IJ: Licensing business came up out of necessity. Carriers were interested because CDMA used much more efficient spectrum. Used payment up front to do R&D and charged royalty on every phone that used it. Were selling chips, phones, and software, but realized the chip business would let them send their technology out to the market early on, so they dropped the phones. Didn’t have the ability to compete at the level of Samsung.

Now the IP strategy is their strategy. Working on screen IP, but don’t intend to manufacture, rather to sell IP.

IJ: Started working very early on how to build chip that everyone can use, which is now Snapdragon.

MA: 5 year plan for Qualcomm?

PJ: Smartphones, emerging markets will continue to take off, so they’ll focus on bringing prices down. In the longer term, they’ve been working with Microsoft on Windows RT for small, light devices. Microsoft has done a great job on the details. Computing will continue on, with ARM-based servers, etc.

Next big thing: Trying to drive massive change to the way that the operating system is laid out. Want to have 1 cell site per phone. You can’t get 1000x revenue, so you have to go after the cost size.

Making cell stations cheaper than the phone, plugging them into the wall or your ethernet. You’ll still have macro umbrella coverage, but these will be in everybody’s house. They leak outdoors, but they don’t cover floor to floor in a building.

IJ: With high data rates, you need more power if the station is further away, so these things will cut power you need to know.

PJ: Also looking at sensors you might wear on your body, etc that can interact with your device. Such as glucose monitors.

MA: Bandwidth. Are there radiation issues with this?

PJ: It’s safer because you actually use less radioation.

3G and wifi are complementary. Work cooperatively and license bands. Certain things can go faster, but one is not going to eliminate the other.

IJ: A few years ago, I’d taken heat for saying there’s not a good business model for wifi.

MA: Bandwidth: How does this scale up? In the US, we’re in a fairly advanced situation thanks to LTE.

PJ: We were global leaders even in CDMA. We couldn’t break that message out to mainstream though.

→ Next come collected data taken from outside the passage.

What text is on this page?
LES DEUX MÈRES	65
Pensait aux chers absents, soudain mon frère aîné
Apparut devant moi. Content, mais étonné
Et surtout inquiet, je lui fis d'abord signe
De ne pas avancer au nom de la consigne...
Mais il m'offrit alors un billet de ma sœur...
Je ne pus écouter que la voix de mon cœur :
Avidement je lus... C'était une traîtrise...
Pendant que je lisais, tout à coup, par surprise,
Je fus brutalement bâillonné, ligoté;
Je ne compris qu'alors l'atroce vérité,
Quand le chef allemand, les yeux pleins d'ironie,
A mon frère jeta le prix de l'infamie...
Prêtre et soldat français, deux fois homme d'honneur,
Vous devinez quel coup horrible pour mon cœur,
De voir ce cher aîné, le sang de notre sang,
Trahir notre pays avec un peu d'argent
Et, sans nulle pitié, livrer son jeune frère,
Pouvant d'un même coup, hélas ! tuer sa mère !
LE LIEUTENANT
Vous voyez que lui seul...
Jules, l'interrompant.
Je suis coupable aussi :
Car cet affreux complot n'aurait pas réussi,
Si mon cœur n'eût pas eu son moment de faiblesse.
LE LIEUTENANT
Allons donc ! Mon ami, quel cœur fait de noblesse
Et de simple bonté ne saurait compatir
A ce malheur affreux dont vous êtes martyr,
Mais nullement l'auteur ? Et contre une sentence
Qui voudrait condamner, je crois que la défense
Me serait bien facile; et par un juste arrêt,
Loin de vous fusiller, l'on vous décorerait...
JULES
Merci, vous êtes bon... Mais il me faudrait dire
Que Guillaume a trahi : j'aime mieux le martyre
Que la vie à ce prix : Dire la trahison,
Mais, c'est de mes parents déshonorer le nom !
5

Everyone thought that we were behind.

IJ: With 3G, we were ahead.

PJ: LTE from an efficiency standpoint is the same as CDMA.

IJ: The multi-carrier is going to be around.

MA: We’re getting more bandwidth from our handsets than from our wired lines.

PJ: Wireline bandwidth will still be important. Wireless and wire line will synergize going into the future for the backhaul. You’ve gotta have both.

MA: It seems like whether you use whatever, we’re receiving and using ever higher amounts of broadband, coming from the wireless world rather than the wired world.

PJ: There are more wireless connections in the world than there are wired. Half of world subscriptions for LTE are from emerging markets. That’s just going to grow. They will leapfrog the entire fixed internet era that we went through. They’ll use wireless as backhaul.

MA: Cost basis?

IJ: We have a wireless reach program where we try to distribute social programs around the world. Originally there was a mobile phone service, but now everyone has it, so it’s no longer a sustainable business.

PJ: Solar panel company puts in panels in Africa to help people charge their phones, then they use the extra juice to run lights so they can read at night.

Operators are selling 90% smartphones. 50% of phones in US already are smartphones.

The big issue is emerging markets. At bottom of economic pyramid, a lot of people are building refurbs. We’ll break the $100 floor by the end of this year, and then it’s just a matter of ratcheting it down further. The display is actually the most expensive part.

800-calls for data: You’ll be able to visit govt websites without paying anything for data.

IJ: This is the decade education will finally begin to make good use of tech. That will happen in developing countries and countries will subsidize phones and learning.

PJ: Software for P2P is there today. We’re working on the hardware. Augmenting LTE to have beacons that highlight who you are, your phone will detect these things from a sleep mode and will only wake up when it sees something you’re interested in. Your phone knows everything around you.

IJ: Think about the privacy and security issues.

MA: That again redefines what is the telephone.